Lecture

Lokally Compact Groups

Winter term 2024/25

Course Locally Compact Groups
Locally compact groups are topological groups, i.e. groups which carry a topology such that multiplication and inversion are continuous maps. They play a role in different areas of mathematics such as geometry, geometric group theory, Lie theory, operator theory or harmonic analysis. We first study general topics in topological groups such as subgroups, quotients, connectedness, and actions. Then we consider profinite groups and van Dantzig's theorem. After this we turn to the more advanced structure theory. We will introduce the Haar integral and use it to prove the Peter-Weyl theorem about the structure of compact groups. In the last part of the course we will consider Pontrjagin-Van Kampen duality of compact and locally compact abelian groups.

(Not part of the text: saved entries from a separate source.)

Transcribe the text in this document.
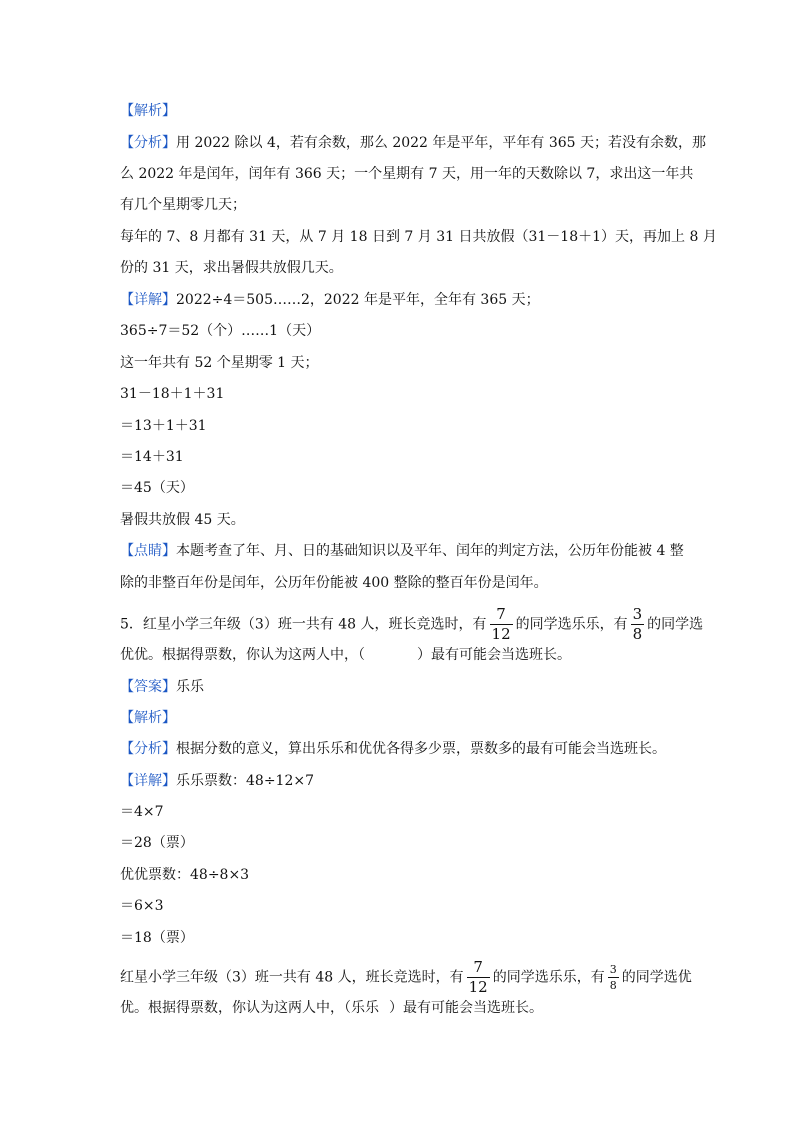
【解析】
【分析】用 2022 除以 4，若有余数，那么 2022 年是平年，平年有 365 天；若没有余数，那
么 2022 年是闰年，闰年有 366 天；一个星期有 7 天，用一年的天数除以 7，求出这一年共
有几个星期零几天；
每年的 7、8 月都有 31 天，从 7 月 18 日到 7 月 31 日共放假（31－18＋1）天，再加上 8 月
份的 31 天，求出暑假共放假几天。
【详解】2022÷4＝505……2，2022 年是平年，全年有 365 天；
365÷7＝52（个）……1（天）
这一年共有 52 个星期零 1 天；
31－18＋1＋31
＝13＋1＋31
＝14＋31
＝45（天）
暑假共放假 45 天。
【点睛】本题考查了年、月、日的基础知识以及平年、闰年的判定方法，公历年份能被 4 整
除的非整百年份是闰年，公历年份能被 400 整除的整百年份是闰年。
5．红星小学三年级（3）班一共有 48 人，班长竞选时，有 $\frac{7}{12}$ 的同学选乐乐，有 $\frac{3}{8}$ 的同学选
优优。根据得票数，你认为这两人中，（	）最有可能会当选班长。
【答案】乐乐
【解析】
【分析】根据分数的意义，算出乐乐和优优各得多少票，票数多的最有可能会当选班长。
【详解】乐乐票数：48÷12×7
＝4×7
＝28（票）
优优票数：48÷8×3
＝6×3
＝18（票）
红星小学三年级（3）班一共有 48 人，班长竞选时，有 $\frac{7}{12}$ 的同学选乐乐，有 $\frac{3}{8}$ 的同学选优
优。根据得票数，你认为这两人中，（乐乐 ）最有可能会当选班长。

Audience: The course is aimed at advanced BSC students and MSC students. The topic is well suitable for a master's thesis (or a bachlor's thesis).

Prerequisites: Basic algebra (groups, rings, vector spaces and modules) and a solid background in point-set topology (as covered in the course Grundlagen der Analysis, Topologie und Geometrie). Knowledge about Lie groups or functional analysis is certainly helpful, but not required for this course.

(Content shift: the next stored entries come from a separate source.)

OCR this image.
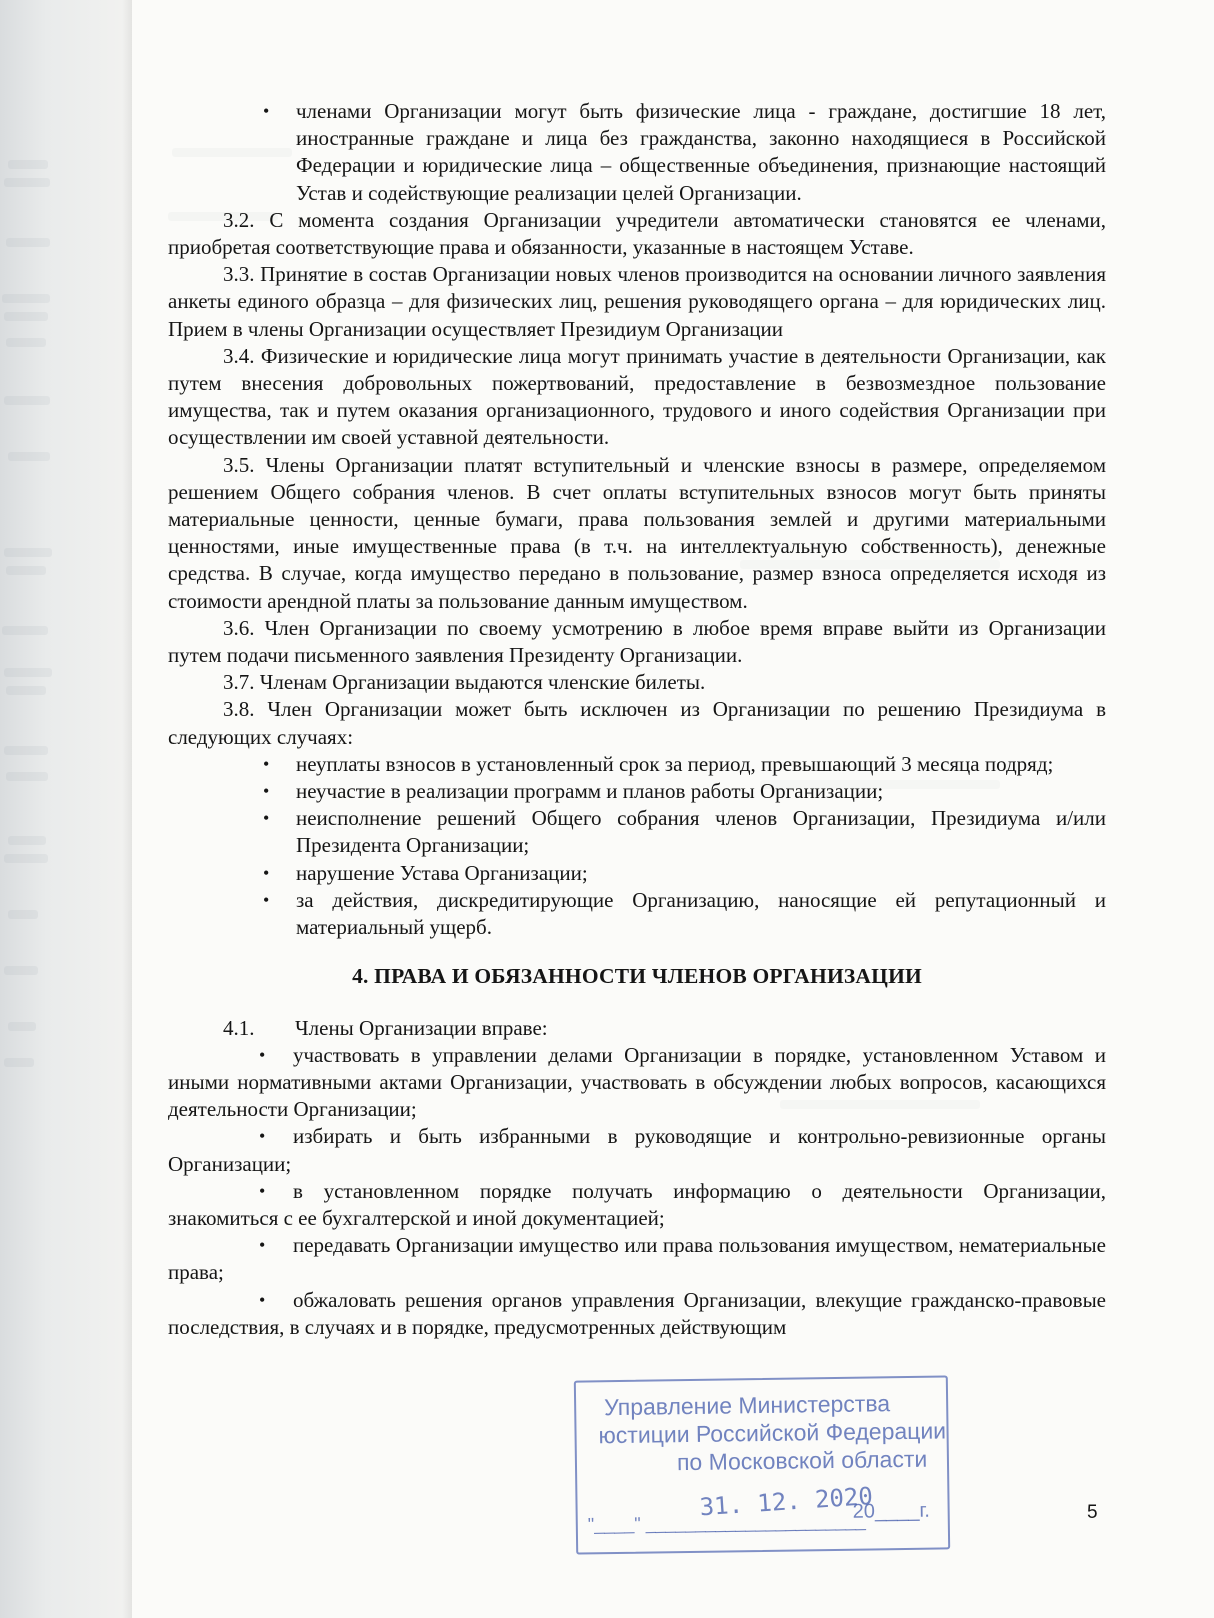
• членами Организации могут быть физические лица - граждане, достигшие 18 лет, иностранные граждане и лица без гражданства, законно находящиеся в Российской Федерации и юридические лица – общественные объединения, признающие настоящий Устав и содействующие реализации целей Организации.

3.2. С момента создания Организации учредители автоматически становятся ее членами, приобретая соответствующие права и обязанности, указанные в настоящем Уставе.

3.3. Принятие в состав Организации новых членов производится на основании личного заявления анкеты единого образца – для физических лиц, решения руководящего органа – для юридических лиц. Прием в члены Организации осуществляет Президиум Организации

3.4. Физические и юридические лица могут принимать участие в деятельности Организации, как путем внесения добровольных пожертвований, предоставление в безвозмездное пользование имущества, так и путем оказания организационного, трудового и иного содействия Организации при осуществлении им своей уставной деятельности.

3.5. Члены Организации платят вступительный и членские взносы в размере, определяемом решением Общего собрания членов. В счет оплаты вступительных взносов могут быть приняты материальные ценности, ценные бумаги, права пользования землей и другими материальными ценностями, иные имущественные права (в т.ч. на интеллектуальную собственность), денежные средства. В случае, когда имущество передано в пользование, размер взноса определяется исходя из стоимости арендной платы за пользование данным имуществом.

3.6. Член Организации по своему усмотрению в любое время вправе выйти из Организации путем подачи письменного заявления Президенту Организации.

3.7. Членам Организации выдаются членские билеты.

3.8. Член Организации может быть исключен из Организации по решению Президиума в следующих случаях:

• неуплаты взносов в установленный срок за период, превышающий 3 месяца подряд;

• неучастие в реализации программ и планов работы Организации;

• неисполнение решений Общего собрания членов Организации, Президиума и/или Президента Организации;

• нарушение Устава Организации;

• за действия, дискредитирующие Организацию, наносящие ей репутационный и материальный ущерб.

4. ПРАВА И ОБЯЗАННОСТИ ЧЛЕНОВ ОРГАНИЗАЦИИ

4.1. Члены Организации вправе:

• участвовать в управлении делами Организации в порядке, установленном Уставом и иными нормативными актами Организации, участвовать в обсуждении любых вопросов, касающихся деятельности Организации;

• избирать и быть избранными в руководящие и контрольно-ревизионные органы Организации;

• в установленном порядке получать информацию о деятельности Организации, знакомиться с ее бухгалтерской и иной документацией;

• передавать Организации имущество или права пользования имуществом, нематериальные права;

• обжаловать решения органов управления Организации, влекущие гражданско-правовые последствия, в случаях и в порядке, предусмотренных действующим

Управление Министерства
юстиции Российской Федерации
по Московской области
31. 12. 2020
"____" ______________________
20____г.	5
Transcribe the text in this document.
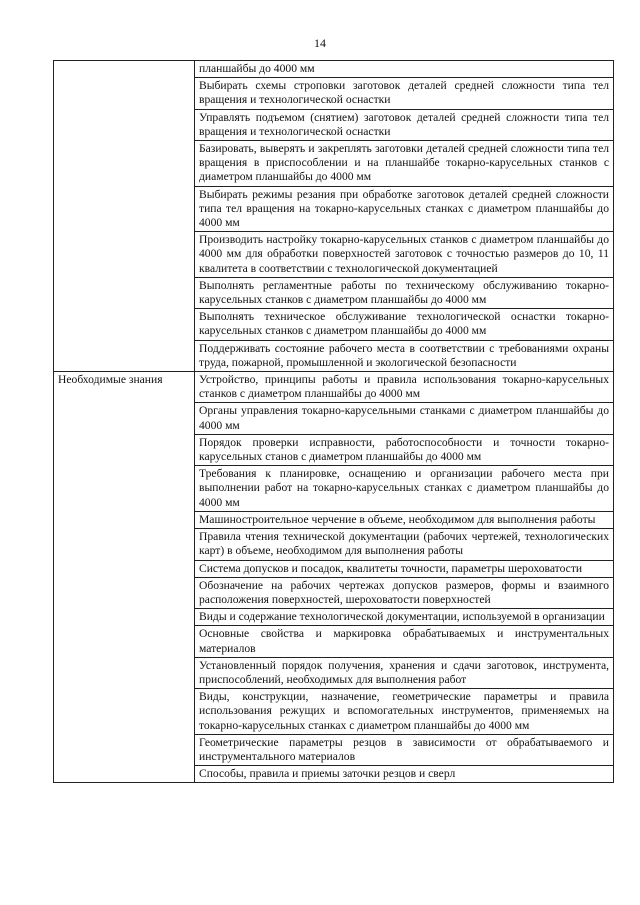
14
	планшайбы до 4000 мм
	Выбирать схемы строповки заготовок деталей средней сложности типа тел вращения и технологической оснастки
	Управлять подъемом (снятием) заготовок деталей средней сложности типа тел вращения и технологической оснастки
	Базировать, выверять и закреплять заготовки деталей средней сложности типа тел вращения в приспособлении и на планшайбе токарно-карусельных станков с диаметром планшайбы до 4000 мм
	Выбирать режимы резания при обработке заготовок деталей средней сложности типа тел вращения на токарно-карусельных станках с диаметром планшайбы до 4000 мм
	Производить настройку токарно-карусельных станков с диаметром планшайбы до 4000 мм для обработки поверхностей заготовок с точностью размеров до 10, 11 квалитета в соответствии с технологической документацией
	Выполнять регламентные работы по техническому обслуживанию токарно-карусельных станков с диаметром планшайбы до 4000 мм
	Выполнять техническое обслуживание технологической оснастки токарно-карусельных станков с диаметром планшайбы до 4000 мм
	Поддерживать состояние рабочего места в соответствии с требованиями охраны труда, пожарной, промышленной и экологической безопасности
Необходимые знания	Устройство, принципы работы и правила использования токарно-карусельных станков с диаметром планшайбы до 4000 мм
	Органы управления токарно-карусельными станками с диаметром планшайбы до 4000 мм
	Порядок проверки исправности, работоспособности и точности токарно-карусельных станов с диаметром планшайбы до 4000 мм
	Требования к планировке, оснащению и организации рабочего места при выполнении работ на токарно-карусельных станках с диаметром планшайбы до 4000 мм
	Машиностроительное черчение в объеме, необходимом для выполнения работы
	Правила чтения технической документации (рабочих чертежей, технологических карт) в объеме, необходимом для выполнения работы
	Система допусков и посадок, квалитеты точности, параметры шероховатости
	Обозначение на рабочих чертежах допусков размеров, формы и взаимного расположения поверхностей, шероховатости поверхностей
	Виды и содержание технологической документации, используемой в организации
	Основные свойства и маркировка обрабатываемых и инструментальных материалов
	Установленный порядок получения, хранения и сдачи заготовок, инструмента, приспособлений, необходимых для выполнения работ
	Виды, конструкции, назначение, геометрические параметры и правила использования режущих и вспомогательных инструментов, применяемых на токарно-карусельных станках с диаметром планшайбы до 4000 мм
	Геометрические параметры резцов в зависимости от обрабатываемого и инструментального материалов
	Способы, правила и приемы заточки резцов и сверл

The class takes place on Tuesday and Friday 8:15 - 10:00 Uhr in lecture room M4. We begin on Tuesday Di 8.10.2024 at 8:15. We have set up a course in the Learnweb for the class and the tutorial. The Learnweb key will be anounced in the class.

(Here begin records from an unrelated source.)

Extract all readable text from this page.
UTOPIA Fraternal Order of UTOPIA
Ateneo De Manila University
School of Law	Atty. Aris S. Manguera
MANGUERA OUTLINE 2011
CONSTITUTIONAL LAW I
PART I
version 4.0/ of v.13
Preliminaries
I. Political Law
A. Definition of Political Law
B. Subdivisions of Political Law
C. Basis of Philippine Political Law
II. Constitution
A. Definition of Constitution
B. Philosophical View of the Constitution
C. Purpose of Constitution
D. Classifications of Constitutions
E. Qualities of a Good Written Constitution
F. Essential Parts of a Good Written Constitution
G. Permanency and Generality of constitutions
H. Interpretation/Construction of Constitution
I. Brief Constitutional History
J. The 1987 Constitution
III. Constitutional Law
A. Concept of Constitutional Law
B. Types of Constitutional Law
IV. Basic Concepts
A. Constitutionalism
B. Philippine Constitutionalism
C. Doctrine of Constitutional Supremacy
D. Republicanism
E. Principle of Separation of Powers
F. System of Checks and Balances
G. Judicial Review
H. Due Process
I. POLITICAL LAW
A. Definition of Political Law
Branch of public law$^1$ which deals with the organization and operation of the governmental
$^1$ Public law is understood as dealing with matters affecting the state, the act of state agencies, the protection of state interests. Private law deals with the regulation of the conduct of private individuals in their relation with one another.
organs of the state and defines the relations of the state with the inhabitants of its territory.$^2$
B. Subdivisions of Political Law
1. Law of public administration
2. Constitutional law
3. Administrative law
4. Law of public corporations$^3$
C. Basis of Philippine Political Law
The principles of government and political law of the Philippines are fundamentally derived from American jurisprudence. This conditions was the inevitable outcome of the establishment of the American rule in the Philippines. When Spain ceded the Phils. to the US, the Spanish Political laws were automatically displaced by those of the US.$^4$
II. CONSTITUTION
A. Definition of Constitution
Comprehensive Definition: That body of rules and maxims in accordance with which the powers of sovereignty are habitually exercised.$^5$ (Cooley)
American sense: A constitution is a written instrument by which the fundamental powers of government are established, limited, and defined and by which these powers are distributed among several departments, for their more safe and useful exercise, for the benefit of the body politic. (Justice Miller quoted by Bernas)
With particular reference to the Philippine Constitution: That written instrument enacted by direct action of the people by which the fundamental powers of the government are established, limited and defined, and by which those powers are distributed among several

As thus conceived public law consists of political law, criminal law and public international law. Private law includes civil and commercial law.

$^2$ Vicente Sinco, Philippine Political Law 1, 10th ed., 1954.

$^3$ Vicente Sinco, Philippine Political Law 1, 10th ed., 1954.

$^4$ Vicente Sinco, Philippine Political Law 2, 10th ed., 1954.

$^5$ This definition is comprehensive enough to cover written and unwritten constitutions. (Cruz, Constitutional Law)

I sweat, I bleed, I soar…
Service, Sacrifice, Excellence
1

There will be a weekly tutorial for the class. It is essential that you participate actively in the tutorial and that you do the homework problems. The date for the tutorial will be fixed during the first week of classes.

Literature

Außenhofer, Dikranjan, Giordano Bruno, Topological groups and the Pontryagin-van Kampen duality
Deitmar, Echterhoff, Principles of harmonic analysis
Dugundji, Topology
Hewitt, Ross, Abstract harmonic analysis I
Hofmann, Morris, The structure of compact groups
Hofmann, Morris, The Lie theory of connected pro-Lie groups
Stroppel, Locally compact groups
Wilson, Profinite groups